After suffering from chronic back pain for over 20 years, I still catch myself lifting, moving, or even bending, in ways that I shouldn’t be while working in the yard or nursery, but because I am conscious of how I am treating my back, I immediately adjust how I am working to keep from damaging it even more. Here are a few tips to help reduce the likelihood of damaging your back.
Purchase a wheelbarrow that has two tires. This eliminates the wobble associated with most wheelbarrows. The wobble makes you twist and torque your body to balance the load. These movements can strain and sprain back muscles, as well as shoulders and arms.
Use pre-emergents for weed control. Pre-emergents keep seeds from sprouting and in essence that means NO WEEDS. Preen is readily available from Home Depot, Lowes, Walmart, and even local hardware stores. This will help eliminate the need to bend over and hand pick the weeds.
The Garden Claw. It breaks up the soil beautifully with a minimum of effort because of the way it’s shaped, and is small enough that you can work between individual plants. No bending to pull weeds! There are two models, one short handled, and one long handled, so be sure to purchase the one that feels right for you.

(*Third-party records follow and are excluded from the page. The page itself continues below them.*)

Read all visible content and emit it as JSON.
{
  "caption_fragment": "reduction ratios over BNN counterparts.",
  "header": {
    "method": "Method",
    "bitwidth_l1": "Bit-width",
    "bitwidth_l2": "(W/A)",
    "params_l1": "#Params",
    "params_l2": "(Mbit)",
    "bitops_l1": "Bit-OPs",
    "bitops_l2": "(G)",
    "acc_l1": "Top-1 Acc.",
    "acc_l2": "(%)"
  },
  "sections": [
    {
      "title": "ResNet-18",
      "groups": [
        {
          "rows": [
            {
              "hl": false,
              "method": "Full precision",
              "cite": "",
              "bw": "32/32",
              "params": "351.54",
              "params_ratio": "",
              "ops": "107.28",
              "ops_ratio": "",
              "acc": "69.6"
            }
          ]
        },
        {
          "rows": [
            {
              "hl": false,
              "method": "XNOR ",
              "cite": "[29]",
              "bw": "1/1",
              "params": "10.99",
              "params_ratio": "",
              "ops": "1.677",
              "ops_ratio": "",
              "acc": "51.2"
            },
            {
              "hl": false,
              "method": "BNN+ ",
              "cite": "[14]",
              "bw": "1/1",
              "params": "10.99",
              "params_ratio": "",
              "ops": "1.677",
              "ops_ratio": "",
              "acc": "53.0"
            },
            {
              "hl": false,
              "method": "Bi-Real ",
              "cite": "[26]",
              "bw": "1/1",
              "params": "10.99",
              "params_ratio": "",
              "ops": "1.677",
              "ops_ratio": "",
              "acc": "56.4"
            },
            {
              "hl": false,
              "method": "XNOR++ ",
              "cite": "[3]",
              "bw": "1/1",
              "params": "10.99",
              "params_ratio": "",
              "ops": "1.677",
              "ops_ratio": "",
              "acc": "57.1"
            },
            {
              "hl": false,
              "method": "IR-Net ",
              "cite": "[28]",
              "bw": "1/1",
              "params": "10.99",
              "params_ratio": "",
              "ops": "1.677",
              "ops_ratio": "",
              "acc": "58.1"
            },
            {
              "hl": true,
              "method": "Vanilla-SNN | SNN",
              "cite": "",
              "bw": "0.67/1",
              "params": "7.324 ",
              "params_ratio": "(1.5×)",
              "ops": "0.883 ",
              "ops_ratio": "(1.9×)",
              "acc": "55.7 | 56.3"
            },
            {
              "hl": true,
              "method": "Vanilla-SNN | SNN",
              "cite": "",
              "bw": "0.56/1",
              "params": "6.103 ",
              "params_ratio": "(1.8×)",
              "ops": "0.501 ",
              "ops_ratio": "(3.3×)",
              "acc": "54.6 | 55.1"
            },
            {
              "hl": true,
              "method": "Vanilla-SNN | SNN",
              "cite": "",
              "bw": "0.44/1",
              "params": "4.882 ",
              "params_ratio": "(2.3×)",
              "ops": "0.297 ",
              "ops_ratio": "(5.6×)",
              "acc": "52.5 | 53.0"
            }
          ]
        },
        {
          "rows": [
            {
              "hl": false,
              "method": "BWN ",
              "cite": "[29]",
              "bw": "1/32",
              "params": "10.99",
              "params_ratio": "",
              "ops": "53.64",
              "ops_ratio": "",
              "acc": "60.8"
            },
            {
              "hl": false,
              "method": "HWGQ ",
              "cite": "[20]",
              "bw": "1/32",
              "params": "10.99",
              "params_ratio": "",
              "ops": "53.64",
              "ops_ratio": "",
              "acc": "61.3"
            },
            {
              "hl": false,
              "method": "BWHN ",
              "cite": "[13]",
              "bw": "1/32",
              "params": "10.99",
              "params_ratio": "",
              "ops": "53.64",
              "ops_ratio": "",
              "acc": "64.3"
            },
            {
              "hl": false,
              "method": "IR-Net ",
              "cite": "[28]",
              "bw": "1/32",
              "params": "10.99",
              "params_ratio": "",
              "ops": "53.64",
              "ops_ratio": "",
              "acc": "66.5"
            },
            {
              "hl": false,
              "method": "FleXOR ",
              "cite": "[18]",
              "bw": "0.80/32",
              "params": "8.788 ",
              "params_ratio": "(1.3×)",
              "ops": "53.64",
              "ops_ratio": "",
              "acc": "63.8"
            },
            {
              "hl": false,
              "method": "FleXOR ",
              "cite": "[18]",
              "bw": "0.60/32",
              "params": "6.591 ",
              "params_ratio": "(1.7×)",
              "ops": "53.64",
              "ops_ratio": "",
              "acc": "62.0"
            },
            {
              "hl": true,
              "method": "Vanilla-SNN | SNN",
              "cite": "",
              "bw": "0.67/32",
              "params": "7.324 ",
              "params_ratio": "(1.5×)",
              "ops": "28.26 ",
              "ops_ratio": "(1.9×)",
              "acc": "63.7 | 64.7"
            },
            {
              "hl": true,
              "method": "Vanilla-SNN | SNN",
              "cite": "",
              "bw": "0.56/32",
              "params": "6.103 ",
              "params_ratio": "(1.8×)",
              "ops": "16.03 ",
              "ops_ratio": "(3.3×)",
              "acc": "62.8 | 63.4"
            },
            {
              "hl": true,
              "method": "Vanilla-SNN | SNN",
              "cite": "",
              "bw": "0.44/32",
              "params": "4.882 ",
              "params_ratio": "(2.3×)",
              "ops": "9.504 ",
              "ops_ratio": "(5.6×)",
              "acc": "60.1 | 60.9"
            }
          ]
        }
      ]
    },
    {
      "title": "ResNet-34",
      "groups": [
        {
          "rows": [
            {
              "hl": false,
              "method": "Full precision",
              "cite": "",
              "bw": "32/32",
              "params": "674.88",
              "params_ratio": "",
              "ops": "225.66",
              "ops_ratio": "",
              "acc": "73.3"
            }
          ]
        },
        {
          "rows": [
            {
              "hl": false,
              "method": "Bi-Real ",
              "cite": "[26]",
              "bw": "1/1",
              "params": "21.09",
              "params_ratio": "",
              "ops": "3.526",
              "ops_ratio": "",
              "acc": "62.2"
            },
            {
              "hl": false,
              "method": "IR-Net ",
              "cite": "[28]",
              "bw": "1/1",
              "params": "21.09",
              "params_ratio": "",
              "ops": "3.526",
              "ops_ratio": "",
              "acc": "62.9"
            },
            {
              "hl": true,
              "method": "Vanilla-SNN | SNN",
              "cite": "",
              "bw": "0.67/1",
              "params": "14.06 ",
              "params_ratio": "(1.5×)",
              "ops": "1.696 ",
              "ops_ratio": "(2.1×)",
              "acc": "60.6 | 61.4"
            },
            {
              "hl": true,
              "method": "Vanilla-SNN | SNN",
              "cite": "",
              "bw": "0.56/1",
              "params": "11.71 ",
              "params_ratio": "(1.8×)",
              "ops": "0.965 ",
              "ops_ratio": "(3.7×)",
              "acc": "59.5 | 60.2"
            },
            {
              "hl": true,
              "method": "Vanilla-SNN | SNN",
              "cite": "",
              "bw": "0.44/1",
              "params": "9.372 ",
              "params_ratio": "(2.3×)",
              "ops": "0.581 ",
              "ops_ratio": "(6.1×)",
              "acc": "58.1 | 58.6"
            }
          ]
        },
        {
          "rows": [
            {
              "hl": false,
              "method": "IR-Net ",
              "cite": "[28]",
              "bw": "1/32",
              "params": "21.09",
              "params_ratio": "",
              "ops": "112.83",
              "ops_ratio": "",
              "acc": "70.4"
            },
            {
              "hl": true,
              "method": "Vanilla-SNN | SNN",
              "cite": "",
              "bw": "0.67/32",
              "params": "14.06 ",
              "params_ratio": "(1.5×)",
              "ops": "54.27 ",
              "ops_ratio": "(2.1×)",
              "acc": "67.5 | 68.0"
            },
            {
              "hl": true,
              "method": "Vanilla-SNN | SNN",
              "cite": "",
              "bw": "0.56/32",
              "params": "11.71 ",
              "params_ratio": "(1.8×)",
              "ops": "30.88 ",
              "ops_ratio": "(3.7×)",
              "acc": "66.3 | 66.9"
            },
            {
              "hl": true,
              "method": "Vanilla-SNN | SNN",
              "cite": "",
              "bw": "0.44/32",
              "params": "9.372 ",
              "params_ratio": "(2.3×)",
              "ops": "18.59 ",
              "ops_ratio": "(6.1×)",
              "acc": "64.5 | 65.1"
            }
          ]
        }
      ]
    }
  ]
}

Mantis type tiller. These small tillers usually weigh in at around 20 pounds, but are just as effective as the larger tillers. Another benefit is how they are small enough to get between rows in a garden or between plants in a flower garden. A large heavy tiller will break up sod much quicker, but in my experience, it is still a tug of war. The smaller tillers take a little more time to break up the sod, but if you are doing a fairly small area, scoring it with a spade will greatly speed up the process.
The proper garden spade. I am not talking about those curved bladed shovels. I am talking about a straight bladed garden spade. As most gardeners do, I had about four of those curved spades around the house. Once I purchased my garden spade, I gave three away, and haven’t used the remaining one since. Never again will I purchase a curved spade for gardening.
Exercise Your Back. Keeping your back and abdominal muscles strong and flexible is one of the best ways to protect your back from injury. A regular routine of stretching and strengthening exercises will improve your back strength and flexibility.
Lift items correctly. I know you have heard this one a thousand times, but we all forget. Keep your feet apart and flat on the floor for good balance. Lift by bending at the knees, not at the waist. As you lift, hold the load close to your body. Tighten your stomach muscles and tuck your chin into your chest. By tightening and tucking your pelvis, you’ll help keep your back in alignment while you lift. Never twist while lifting. Instead, move one foot at a time in the direction you want to go, then turn with your leg muscles.
When raking leaves or other debris, don’t bend to pick it up unless you absolutely have to. A better alternative to using a rake to pick it up is a snow shovel. I personally have used one of those ergonomic shovels to pick up my leaves for years. If you are just moving the leaves from one part of your property to another (to the compost heap I hope!), use a tarp. Pile the leaves on it and drag it to where you will be leaving them.